14. Setelah mencatat dan memindahkan transaksi-transaksi keuangan di dalam buku-buku, maka harus menyiapkan laporan berkala, bulanan atau tahunan sesuai dengan kebutuhan. Pembuatan laporan itu harus rinci, menjelaskan pemasukan dan sumber-sumbernya serta pengalokasiannya. (Muhammad Al Marisi Lasyin, 1973, hal. 163--165)
Kalau kita perhatikan pelaksanaan pembukuan tersebut, seluruhnya atau secara umum serupa dengan apa yang digunakan sekarang, terutama poin 9 dan 10. Sebelumnya telah disinggung, salah seorang penulis menyatakan bahwa orang-orang terdahulu mencatat pemasukan dan pengeluaran pada dua halaman yang berhadap-hadapan, dengan sistem debet dan kredit. (Heaps, 1985, hal. 19--20).
Sesungguhnya pelaksanaan pembukuan yang telah disebutkan di sini secara umum, khususnya poin 9 dan 10, menggambarkan bentuk tertentu yang memberikan andil dengan suatu sistem atau dengan yang lain dalam pengembangan sistem pencatatan sisi-sisi debet di sebelah kiri dan sisi-sisi kredit di sebelah kanan, baik dalam satu halaman maupun dua halaman yang berhadap-hadapan.

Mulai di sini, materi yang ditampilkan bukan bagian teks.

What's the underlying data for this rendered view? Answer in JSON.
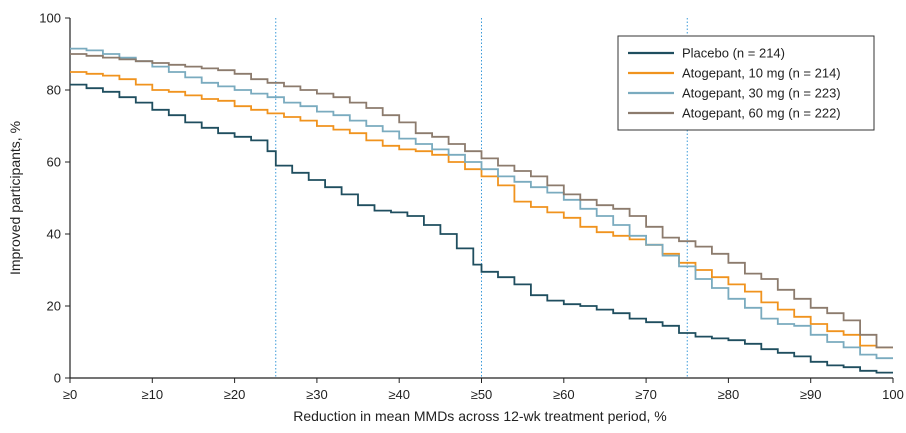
{
  "chart_data": {
    "type": "line",
    "xlabel": "Reduction in mean MMDs across 12-wk treatment period, %",
    "ylabel": "Improved participants, %",
    "xlim": [
      0,
      100
    ],
    "ylim": [
      0,
      100
    ],
    "x_ticks": [
      0,
      10,
      20,
      30,
      40,
      50,
      60,
      70,
      80,
      90,
      100
    ],
    "x_tick_labels": [
      "≥0",
      "≥10",
      "≥20",
      "≥30",
      "≥40",
      "≥50",
      "≥60",
      "≥70",
      "≥80",
      "≥90",
      "100"
    ],
    "y_ticks": [
      0,
      20,
      40,
      60,
      80,
      100
    ],
    "y_tick_labels": [
      "0",
      "20",
      "40",
      "60",
      "80",
      "100"
    ],
    "reference_lines_x": [
      25,
      50,
      75
    ],
    "legend_position": "top-right",
    "grid": false,
    "series": [
      {
        "name": "Placebo (n = 214)",
        "color": "#1f4e5f",
        "points": [
          [
            0,
            81.5
          ],
          [
            2,
            80.5
          ],
          [
            4,
            79.5
          ],
          [
            6,
            78
          ],
          [
            8,
            76.5
          ],
          [
            10,
            74.5
          ],
          [
            12,
            73
          ],
          [
            14,
            71
          ],
          [
            16,
            69.5
          ],
          [
            18,
            68
          ],
          [
            20,
            67
          ],
          [
            22,
            66
          ],
          [
            24,
            63
          ],
          [
            25,
            59
          ],
          [
            27,
            57
          ],
          [
            29,
            55
          ],
          [
            31,
            53
          ],
          [
            33,
            51
          ],
          [
            35,
            48
          ],
          [
            37,
            46.5
          ],
          [
            39,
            46
          ],
          [
            41,
            45
          ],
          [
            43,
            42.5
          ],
          [
            45,
            40
          ],
          [
            47,
            36
          ],
          [
            49,
            31.5
          ],
          [
            50,
            29.5
          ],
          [
            52,
            28
          ],
          [
            54,
            26
          ],
          [
            56,
            23
          ],
          [
            58,
            21.5
          ],
          [
            60,
            20.5
          ],
          [
            62,
            20
          ],
          [
            64,
            19
          ],
          [
            66,
            18
          ],
          [
            68,
            16.5
          ],
          [
            70,
            15.5
          ],
          [
            72,
            14.5
          ],
          [
            74,
            12.5
          ],
          [
            76,
            11.5
          ],
          [
            78,
            11
          ],
          [
            80,
            10.5
          ],
          [
            82,
            9.5
          ],
          [
            84,
            8
          ],
          [
            86,
            7
          ],
          [
            88,
            6
          ],
          [
            90,
            4.5
          ],
          [
            92,
            3.5
          ],
          [
            94,
            3
          ],
          [
            96,
            2
          ],
          [
            98,
            1.5
          ],
          [
            100,
            1.5
          ]
        ]
      },
      {
        "name": "Atogepant, 10 mg (n = 214)",
        "color": "#f0931e",
        "points": [
          [
            0,
            85
          ],
          [
            2,
            84.5
          ],
          [
            4,
            84
          ],
          [
            6,
            83
          ],
          [
            8,
            81.5
          ],
          [
            10,
            80
          ],
          [
            12,
            79.5
          ],
          [
            14,
            78.5
          ],
          [
            16,
            77.5
          ],
          [
            18,
            77
          ],
          [
            20,
            75.5
          ],
          [
            22,
            74.5
          ],
          [
            24,
            73.5
          ],
          [
            26,
            72.5
          ],
          [
            28,
            71.5
          ],
          [
            30,
            70
          ],
          [
            32,
            69
          ],
          [
            34,
            68
          ],
          [
            36,
            66
          ],
          [
            38,
            64.5
          ],
          [
            40,
            63.5
          ],
          [
            42,
            63
          ],
          [
            44,
            62
          ],
          [
            46,
            60
          ],
          [
            48,
            58
          ],
          [
            50,
            56
          ],
          [
            52,
            53.5
          ],
          [
            54,
            49
          ],
          [
            56,
            47.5
          ],
          [
            58,
            46
          ],
          [
            60,
            44.5
          ],
          [
            62,
            42
          ],
          [
            64,
            40.5
          ],
          [
            66,
            39.5
          ],
          [
            68,
            38.5
          ],
          [
            70,
            37
          ],
          [
            72,
            34.5
          ],
          [
            74,
            32
          ],
          [
            76,
            30
          ],
          [
            78,
            28
          ],
          [
            80,
            26
          ],
          [
            82,
            24
          ],
          [
            84,
            21
          ],
          [
            86,
            19
          ],
          [
            88,
            17
          ],
          [
            90,
            15
          ],
          [
            92,
            13
          ],
          [
            94,
            12
          ],
          [
            96,
            9
          ],
          [
            98,
            8.5
          ],
          [
            100,
            8.5
          ]
        ]
      },
      {
        "name": "Atogepant, 30 mg (n = 223)",
        "color": "#7aabbf",
        "points": [
          [
            0,
            91.5
          ],
          [
            2,
            91
          ],
          [
            4,
            90
          ],
          [
            6,
            89
          ],
          [
            8,
            88
          ],
          [
            10,
            86.5
          ],
          [
            12,
            85
          ],
          [
            14,
            83.5
          ],
          [
            16,
            82
          ],
          [
            18,
            81
          ],
          [
            20,
            80
          ],
          [
            22,
            79
          ],
          [
            24,
            78
          ],
          [
            26,
            76.5
          ],
          [
            28,
            75.5
          ],
          [
            30,
            74
          ],
          [
            32,
            73
          ],
          [
            34,
            71.5
          ],
          [
            36,
            70
          ],
          [
            38,
            68.5
          ],
          [
            40,
            66.5
          ],
          [
            42,
            65
          ],
          [
            44,
            63.5
          ],
          [
            46,
            62
          ],
          [
            48,
            60
          ],
          [
            50,
            58
          ],
          [
            52,
            56
          ],
          [
            54,
            54.5
          ],
          [
            56,
            53
          ],
          [
            58,
            51.5
          ],
          [
            60,
            49.5
          ],
          [
            62,
            47
          ],
          [
            64,
            45
          ],
          [
            66,
            42.5
          ],
          [
            68,
            39.5
          ],
          [
            70,
            37
          ],
          [
            72,
            34
          ],
          [
            74,
            31
          ],
          [
            76,
            27.5
          ],
          [
            78,
            25
          ],
          [
            80,
            22
          ],
          [
            82,
            19.5
          ],
          [
            84,
            16.5
          ],
          [
            86,
            15
          ],
          [
            88,
            14.5
          ],
          [
            90,
            12
          ],
          [
            92,
            10
          ],
          [
            94,
            8.5
          ],
          [
            96,
            6.5
          ],
          [
            98,
            5.5
          ],
          [
            100,
            5.5
          ]
        ]
      },
      {
        "name": "Atogepant, 60 mg (n = 222)",
        "color": "#8c7b6d",
        "points": [
          [
            0,
            90
          ],
          [
            2,
            89.5
          ],
          [
            4,
            89
          ],
          [
            6,
            88.5
          ],
          [
            8,
            88
          ],
          [
            10,
            87.5
          ],
          [
            12,
            87
          ],
          [
            14,
            86.5
          ],
          [
            16,
            86
          ],
          [
            18,
            85.5
          ],
          [
            20,
            84.5
          ],
          [
            22,
            83
          ],
          [
            24,
            82
          ],
          [
            26,
            81
          ],
          [
            28,
            80
          ],
          [
            30,
            79
          ],
          [
            32,
            78
          ],
          [
            34,
            76.5
          ],
          [
            36,
            75
          ],
          [
            38,
            73
          ],
          [
            40,
            71
          ],
          [
            42,
            68
          ],
          [
            44,
            67
          ],
          [
            46,
            65
          ],
          [
            48,
            63
          ],
          [
            50,
            61
          ],
          [
            52,
            59
          ],
          [
            54,
            57.5
          ],
          [
            56,
            56
          ],
          [
            58,
            53.5
          ],
          [
            60,
            51
          ],
          [
            62,
            49.5
          ],
          [
            64,
            48
          ],
          [
            66,
            47
          ],
          [
            68,
            45
          ],
          [
            70,
            42
          ],
          [
            72,
            39
          ],
          [
            74,
            38
          ],
          [
            76,
            36.5
          ],
          [
            78,
            34.5
          ],
          [
            80,
            32
          ],
          [
            82,
            29
          ],
          [
            84,
            27.5
          ],
          [
            86,
            24.5
          ],
          [
            88,
            22
          ],
          [
            90,
            19.5
          ],
          [
            92,
            18
          ],
          [
            94,
            16
          ],
          [
            96,
            12
          ],
          [
            98,
            8.5
          ],
          [
            100,
            8.5
          ]
        ]
      }
    ]
  }
}
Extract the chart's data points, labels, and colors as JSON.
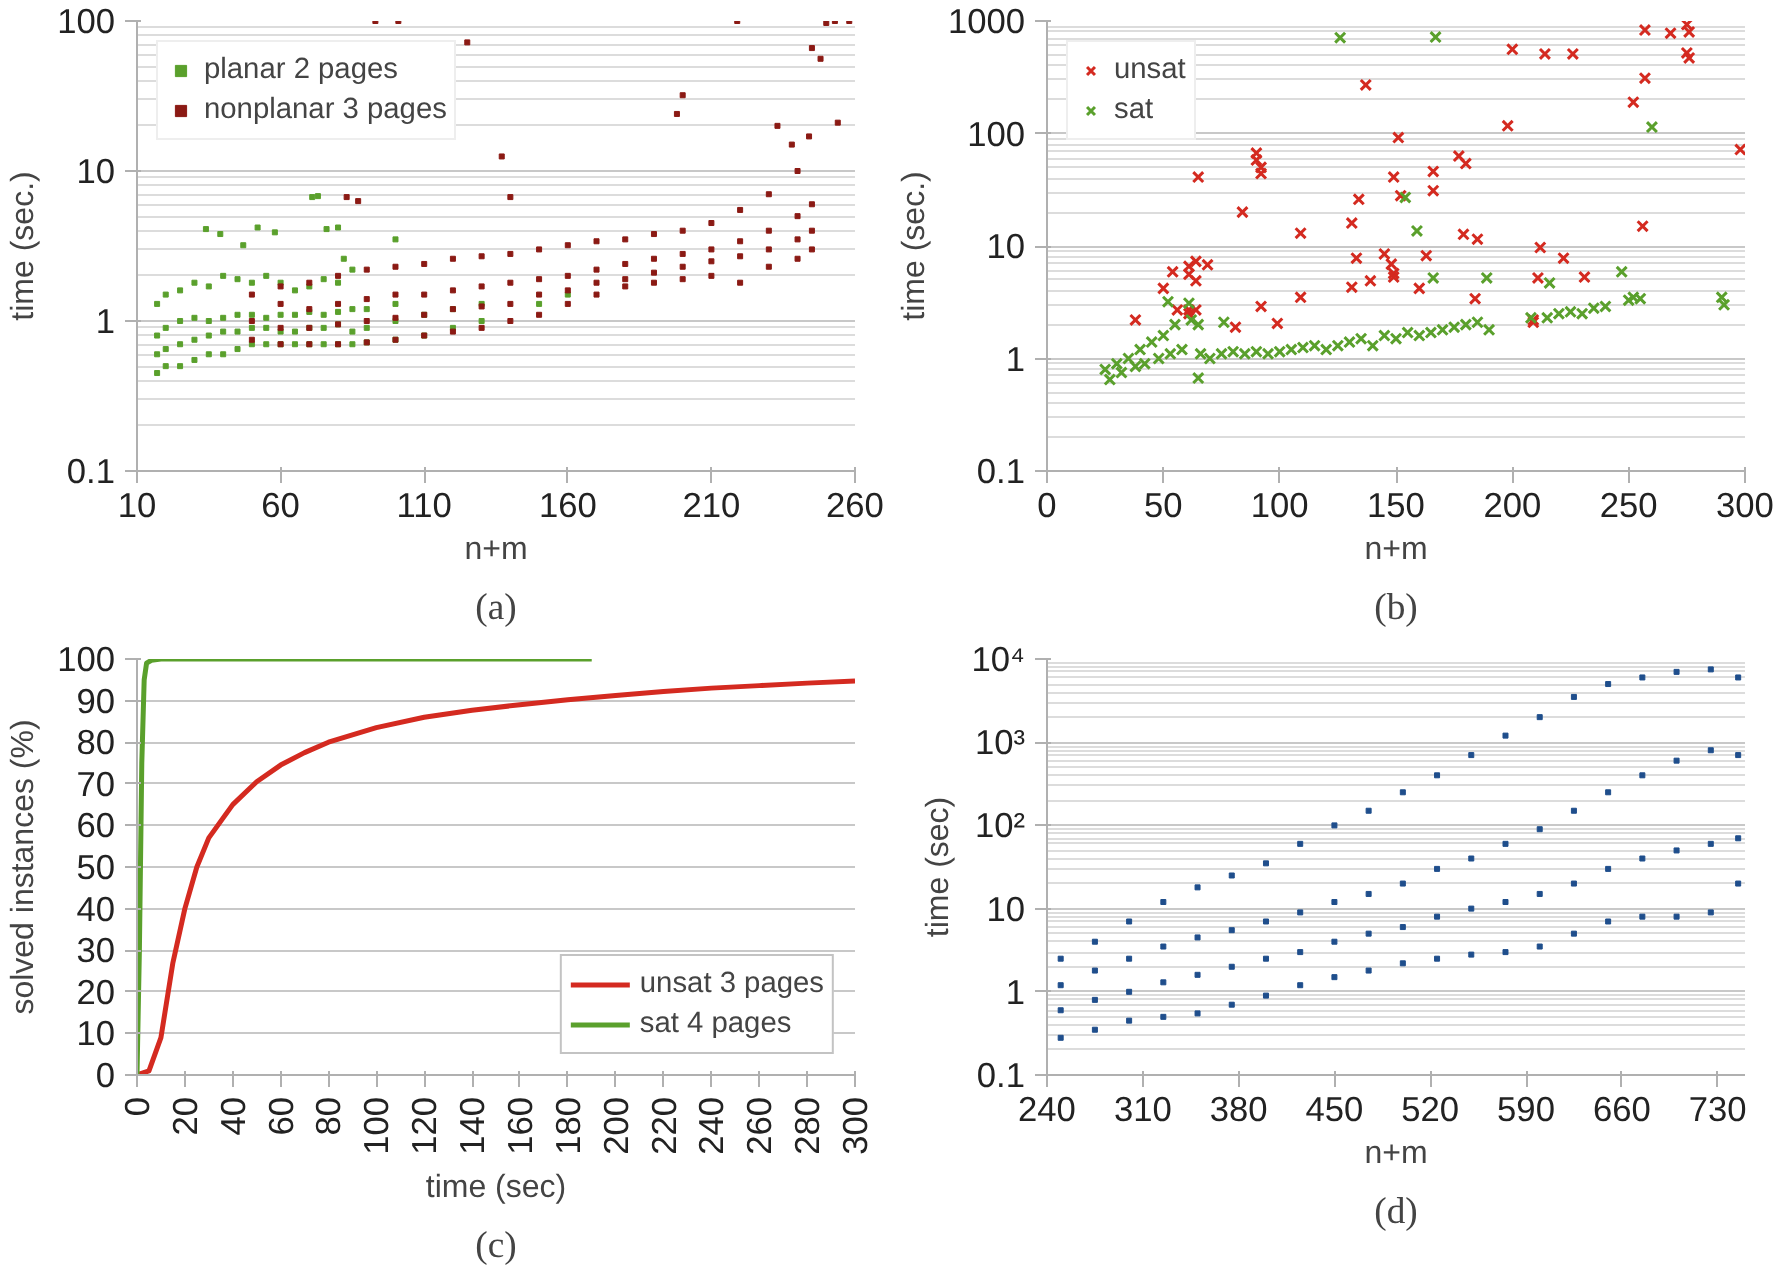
{
  "chart_data": [
    {
      "type": "scatter",
      "xlabel": "n+m",
      "ylabel": "time (sec.)",
      "annotations": [
        "(a)"
      ],
      "xlim": [
        10,
        260
      ],
      "xticks": [
        10,
        60,
        110,
        160,
        210,
        260
      ],
      "ylim": [
        0.1,
        100
      ],
      "yticks": [
        0.1,
        1,
        10,
        100
      ],
      "log": "y",
      "grid": true,
      "legend": "top left",
      "marker": "square",
      "series": [
        {
          "name": "planar 2 pages",
          "color": "#5aa02c",
          "x": [
            17,
            17,
            17,
            17,
            20,
            20,
            20,
            20,
            25,
            25,
            25,
            25,
            30,
            30,
            30,
            30,
            35,
            35,
            35,
            35,
            40,
            40,
            40,
            40,
            45,
            45,
            45,
            45,
            50,
            50,
            50,
            50,
            55,
            55,
            55,
            55,
            60,
            60,
            60,
            60,
            65,
            65,
            65,
            65,
            70,
            70,
            70,
            70,
            75,
            75,
            75,
            75,
            80,
            80,
            80,
            80,
            85,
            85,
            85,
            85,
            90,
            90,
            90,
            100,
            100,
            100,
            110,
            110,
            120,
            120,
            130,
            130,
            150,
            160,
            34,
            39,
            47,
            52,
            58,
            71,
            73,
            76,
            80,
            82,
            100
          ],
          "values": [
            0.45,
            0.6,
            0.8,
            1.3,
            0.5,
            0.65,
            0.9,
            1.5,
            0.5,
            0.7,
            1.0,
            1.6,
            0.55,
            0.75,
            1.05,
            1.8,
            0.6,
            0.8,
            1.0,
            1.7,
            0.6,
            0.85,
            1.05,
            2.0,
            0.65,
            0.85,
            1.1,
            1.9,
            0.7,
            0.9,
            1.1,
            1.8,
            0.7,
            0.9,
            1.05,
            2.0,
            0.7,
            0.85,
            1.1,
            1.8,
            0.7,
            0.85,
            1.1,
            1.6,
            0.7,
            0.9,
            1.15,
            1.7,
            0.7,
            0.9,
            1.1,
            1.9,
            0.7,
            0.95,
            1.15,
            1.8,
            0.7,
            0.85,
            1.2,
            2.2,
            0.72,
            0.9,
            1.2,
            0.75,
            1.0,
            1.3,
            0.8,
            1.1,
            0.9,
            1.2,
            1.0,
            1.3,
            1.3,
            1.5,
            4.1,
            3.8,
            3.2,
            4.2,
            3.9,
            6.7,
            6.8,
            4.1,
            4.2,
            2.6,
            3.5
          ]
        },
        {
          "name": "nonplanar 3 pages",
          "color": "#8b1a14",
          "x": [
            50,
            50,
            50,
            60,
            60,
            60,
            60,
            70,
            70,
            70,
            70,
            80,
            80,
            80,
            80,
            90,
            90,
            90,
            90,
            100,
            100,
            100,
            100,
            110,
            110,
            110,
            110,
            120,
            120,
            120,
            120,
            130,
            130,
            130,
            130,
            140,
            140,
            140,
            140,
            150,
            150,
            150,
            150,
            160,
            160,
            160,
            160,
            170,
            170,
            170,
            170,
            180,
            180,
            180,
            180,
            190,
            190,
            190,
            190,
            200,
            200,
            200,
            200,
            210,
            210,
            210,
            210,
            220,
            220,
            220,
            220,
            230,
            230,
            230,
            230,
            240,
            240,
            240,
            240,
            245,
            245,
            245,
            93,
            101,
            125,
            137,
            140,
            83,
            87,
            200,
            198,
            219,
            233,
            238,
            244,
            245,
            248,
            253,
            258,
            254,
            250
          ],
          "values": [
            0.75,
            1.0,
            1.5,
            0.7,
            0.9,
            1.3,
            1.7,
            0.7,
            0.9,
            1.2,
            1.8,
            0.7,
            0.95,
            1.3,
            2.0,
            0.72,
            1.0,
            1.4,
            2.2,
            0.75,
            1.05,
            1.5,
            2.3,
            0.8,
            1.1,
            1.5,
            2.4,
            0.85,
            1.2,
            1.6,
            2.6,
            0.9,
            1.25,
            1.7,
            2.7,
            1.0,
            1.3,
            1.8,
            2.8,
            1.1,
            1.5,
            1.9,
            3.0,
            1.3,
            1.6,
            2.0,
            3.2,
            1.5,
            1.8,
            2.2,
            3.4,
            1.7,
            1.9,
            2.4,
            3.5,
            1.8,
            2.1,
            2.6,
            3.8,
            1.9,
            2.3,
            2.8,
            4.0,
            2.0,
            2.5,
            3.0,
            4.5,
            1.8,
            2.7,
            3.4,
            5.5,
            2.3,
            3.0,
            4.0,
            7.0,
            2.6,
            3.5,
            5.0,
            10,
            3.0,
            4.0,
            6.0,
            100,
            100,
            72,
            12.5,
            6.7,
            6.7,
            6.3,
            32,
            24,
            100,
            20,
            15,
            17,
            66,
            56,
            100,
            100,
            21,
            97
          ]
        }
      ]
    },
    {
      "type": "scatter",
      "xlabel": "n+m",
      "ylabel": "time (sec.)",
      "annotations": [
        "(b)"
      ],
      "xlim": [
        0,
        300
      ],
      "xticks": [
        0,
        50,
        100,
        150,
        200,
        250,
        300
      ],
      "ylim": [
        0.1,
        1000
      ],
      "yticks": [
        0.1,
        1,
        10,
        100,
        1000
      ],
      "log": "y",
      "grid": true,
      "legend": "top left",
      "marker": "cross",
      "series": [
        {
          "name": "unsat",
          "color": "#d42a20",
          "x": [
            137,
            151,
            198,
            200,
            214,
            226,
            257,
            268,
            275,
            276,
            275,
            276,
            257,
            252,
            298,
            256,
            65,
            90,
            90,
            92,
            92,
            84,
            109,
            131,
            134,
            149,
            152,
            166,
            166,
            177,
            180,
            179,
            185,
            163,
            145,
            148,
            149,
            149,
            133,
            131,
            139,
            160,
            184,
            109,
            92,
            99,
            81,
            212,
            211,
            222,
            231,
            209,
            209,
            38,
            50,
            54,
            61,
            61,
            64,
            64,
            69,
            56,
            61,
            64,
            61
          ],
          "values": [
            270,
            92,
            117,
            560,
            510,
            510,
            830,
            780,
            930,
            800,
            520,
            470,
            310,
            190,
            72,
            15,
            41,
            67,
            58,
            44,
            50,
            20,
            13,
            16,
            26,
            41,
            28,
            46,
            31,
            63,
            54,
            12.7,
            11.5,
            8.2,
            8.5,
            6.9,
            5.7,
            5.3,
            7.8,
            4.3,
            4.9,
            4.2,
            3.4,
            3.5,
            2.9,
            2.05,
            1.9,
            9.7,
            5.2,
            7.8,
            5.3,
            2.2,
            2.1,
            2.2,
            4.2,
            5.9,
            6.6,
            5.6,
            4.9,
            7.3,
            6.8,
            2.7,
            2.7,
            2.7,
            2.5
          ]
        },
        {
          "name": "sat",
          "color": "#5aa02c",
          "x": [
            25,
            27,
            30,
            32,
            35,
            38,
            40,
            42,
            45,
            48,
            50,
            53,
            55,
            58,
            62,
            66,
            70,
            75,
            80,
            85,
            90,
            95,
            100,
            105,
            110,
            115,
            120,
            125,
            130,
            135,
            140,
            145,
            150,
            155,
            160,
            165,
            170,
            175,
            180,
            185,
            190,
            208,
            215,
            220,
            225,
            230,
            235,
            240,
            250,
            252,
            255,
            76,
            65,
            126,
            167,
            260,
            154,
            159,
            166,
            189,
            216,
            247,
            290,
            291,
            65,
            52,
            61
          ],
          "values": [
            0.8,
            0.65,
            0.9,
            0.75,
            1.0,
            0.85,
            1.2,
            0.9,
            1.4,
            1.0,
            1.6,
            1.1,
            2.0,
            1.2,
            2.2,
            1.1,
            1.0,
            1.1,
            1.15,
            1.1,
            1.15,
            1.1,
            1.15,
            1.2,
            1.25,
            1.3,
            1.2,
            1.3,
            1.4,
            1.5,
            1.3,
            1.6,
            1.5,
            1.7,
            1.6,
            1.7,
            1.8,
            1.9,
            2.0,
            2.1,
            1.8,
            2.3,
            2.3,
            2.5,
            2.6,
            2.5,
            2.8,
            2.9,
            3.3,
            3.5,
            3.4,
            2.1,
            2.0,
            710,
            720,
            114,
            27,
            13.6,
            5.2,
            5.2,
            4.7,
            5.9,
            3.5,
            3.0,
            0.67,
            3.2,
            3.1
          ]
        }
      ]
    },
    {
      "type": "line",
      "xlabel": "time (sec)",
      "ylabel": "solved instances (%)",
      "annotations": [
        "(c)"
      ],
      "xlim": [
        0,
        300
      ],
      "xticks": [
        0,
        20,
        40,
        60,
        80,
        100,
        120,
        140,
        160,
        180,
        200,
        220,
        240,
        260,
        280,
        300
      ],
      "ylim": [
        0,
        100
      ],
      "yticks": [
        0,
        10,
        20,
        30,
        40,
        50,
        60,
        70,
        80,
        90,
        100
      ],
      "grid": "y",
      "legend": "bottom right",
      "series": [
        {
          "name": "unsat 3 pages",
          "color": "#d42a20",
          "x": [
            0,
            5,
            10,
            15,
            20,
            25,
            30,
            40,
            50,
            60,
            70,
            80,
            100,
            120,
            140,
            160,
            180,
            200,
            220,
            240,
            260,
            280,
            300
          ],
          "values": [
            0,
            1,
            9,
            27,
            40,
            50,
            57,
            65,
            70.5,
            74.5,
            77.5,
            80,
            83.5,
            86,
            87.7,
            89,
            90.2,
            91.2,
            92.2,
            93,
            93.6,
            94.2,
            94.7
          ]
        },
        {
          "name": "sat 4 pages",
          "color": "#5aa02c",
          "x": [
            0,
            1,
            2,
            3,
            4,
            6,
            10,
            190
          ],
          "values": [
            0,
            30,
            75,
            95,
            99,
            99.7,
            100,
            100
          ]
        }
      ]
    },
    {
      "type": "scatter",
      "xlabel": "n+m",
      "ylabel": "time (sec)",
      "annotations": [
        "(d)"
      ],
      "xlim": [
        240,
        750
      ],
      "xticks": [
        240,
        310,
        380,
        450,
        520,
        590,
        660,
        730
      ],
      "ylim": [
        0.1,
        10000
      ],
      "yticks": [
        0.1,
        1,
        10,
        {
          "value": 100,
          "label": "10²"
        },
        {
          "value": 1000,
          "label": "10³"
        },
        {
          "value": 10000,
          "label": "10⁴"
        }
      ],
      "log": "y",
      "grid": true,
      "marker": "square",
      "series": [
        {
          "color": "#1f4e8c",
          "x": [
            250,
            250,
            250,
            250,
            275,
            275,
            275,
            275,
            300,
            300,
            300,
            300,
            325,
            325,
            325,
            325,
            350,
            350,
            350,
            350,
            375,
            375,
            375,
            375,
            400,
            400,
            400,
            400,
            425,
            425,
            425,
            425,
            450,
            450,
            450,
            450,
            475,
            475,
            475,
            475,
            500,
            500,
            500,
            500,
            525,
            525,
            525,
            525,
            550,
            550,
            550,
            550,
            575,
            575,
            575,
            575,
            600,
            600,
            600,
            600,
            625,
            625,
            625,
            625,
            650,
            650,
            650,
            650,
            675,
            675,
            675,
            675,
            700,
            700,
            700,
            700,
            725,
            725,
            725,
            725,
            745,
            745,
            745,
            745
          ],
          "values": [
            0.28,
            0.6,
            1.2,
            2.5,
            0.35,
            0.8,
            1.8,
            4,
            0.45,
            1.0,
            2.5,
            7,
            0.5,
            1.3,
            3.5,
            12,
            0.55,
            1.6,
            4.5,
            18,
            0.7,
            2,
            5.5,
            25,
            0.9,
            2.5,
            7,
            35,
            1.2,
            3,
            9,
            60,
            1.5,
            4,
            12,
            100,
            1.8,
            5,
            15,
            150,
            2.2,
            6,
            20,
            250,
            2.5,
            8,
            30,
            400,
            2.8,
            10,
            40,
            700,
            3,
            12,
            60,
            1200,
            3.5,
            15,
            90,
            2000,
            5,
            20,
            150,
            3500,
            7,
            30,
            250,
            5000,
            8,
            40,
            400,
            6000,
            8,
            50,
            600,
            7000,
            9,
            60,
            800,
            7500,
            20,
            70,
            700,
            6000
          ]
        }
      ]
    }
  ]
}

Di samping apa yang telah disebutkan di atas, perkembangan akuntansi mencakup penyiapan laporan keuangan, karena negara Islam telah mengenal laporan keuangan tingkat tinggi. Laporan keuangan ini pernah dibuat berdasarkan fakta buku-buku akuntansi yang digunakan. Di antara laporan keuangan yang terkenal di negara Islam adalah Al-Khitamah dan Al Khitamatul Jami’ah. Al Khitamah adalah laporan keuangan bulanan yang dibuat pada setiap akhir bulan. Laporan ini memuat pemasukan dan pengeluaran yang sudah dikelompokkan sesuai dengan jenisnya, di samping memuat saldo bulanan. Sedangkan Al-Khitamatul Jami’ah adalah laporan keuangan yang dibuat oleh seorang akuntansi untuk diberikan kepada orang yang lebih tinggi derajatnya. Apabila Al-Khitamatul Jami’ah disetujui oleh orang yang menerima laporan tersebut, maka laporan itu dinamakan Al Muwafaqah. Dan apabila Al Khitamatul Jami’ah tidak disetujui karena adanya perbedaan pada data-data yang dimuat oleh Al Khitamatul Jami’ah, maka ia dinamakan Muhasabah (akuntansi) saja. (Muhammad Al Marisi Lasyin, 1973, hal. 138)
Dari sisi ilmu pengetahuan, Akuntansi adalah ilmu informasi yang mencoba mengkonversi bukti dan data menjadi informasi dengan cara melakukan pengukuran atas berbagai transaksi dan akibatnya yang dikelompokkan dalam account, perkiraan atau pos keuangan seperti aktiva, utang, modal, hasil, biaya, dan laba. Dalam Al Quran disampaikan bahwa kita harus mengukur secara adil, jangan dilebihkan dan jangan dikurangi. Kita dilarang untuk menuntut keadilan ukuran dan timbangan bagi kita, sedangkan bagi orang lain kita menguranginya. Dalam hal ini, Al Quran menyatakan dalam berbagai ayat, antara lain dalam surah Asy-Syu'ara ayat 181-184 yang berbunyi:"Sempurnakanlah takaran dan janganlah kamu termasuk orang-orang yang merugikan dan timbanglah dengan timbangan yang lurus. Dan janganlah kamu merugikan manusia pada hak-haknya dan janganlah kamu merajalela di muka bumi dengan membuat kerusakan dan bertakwalah kepada Allah yang telah menciptakan kamu dan umat-umat yang dahulu."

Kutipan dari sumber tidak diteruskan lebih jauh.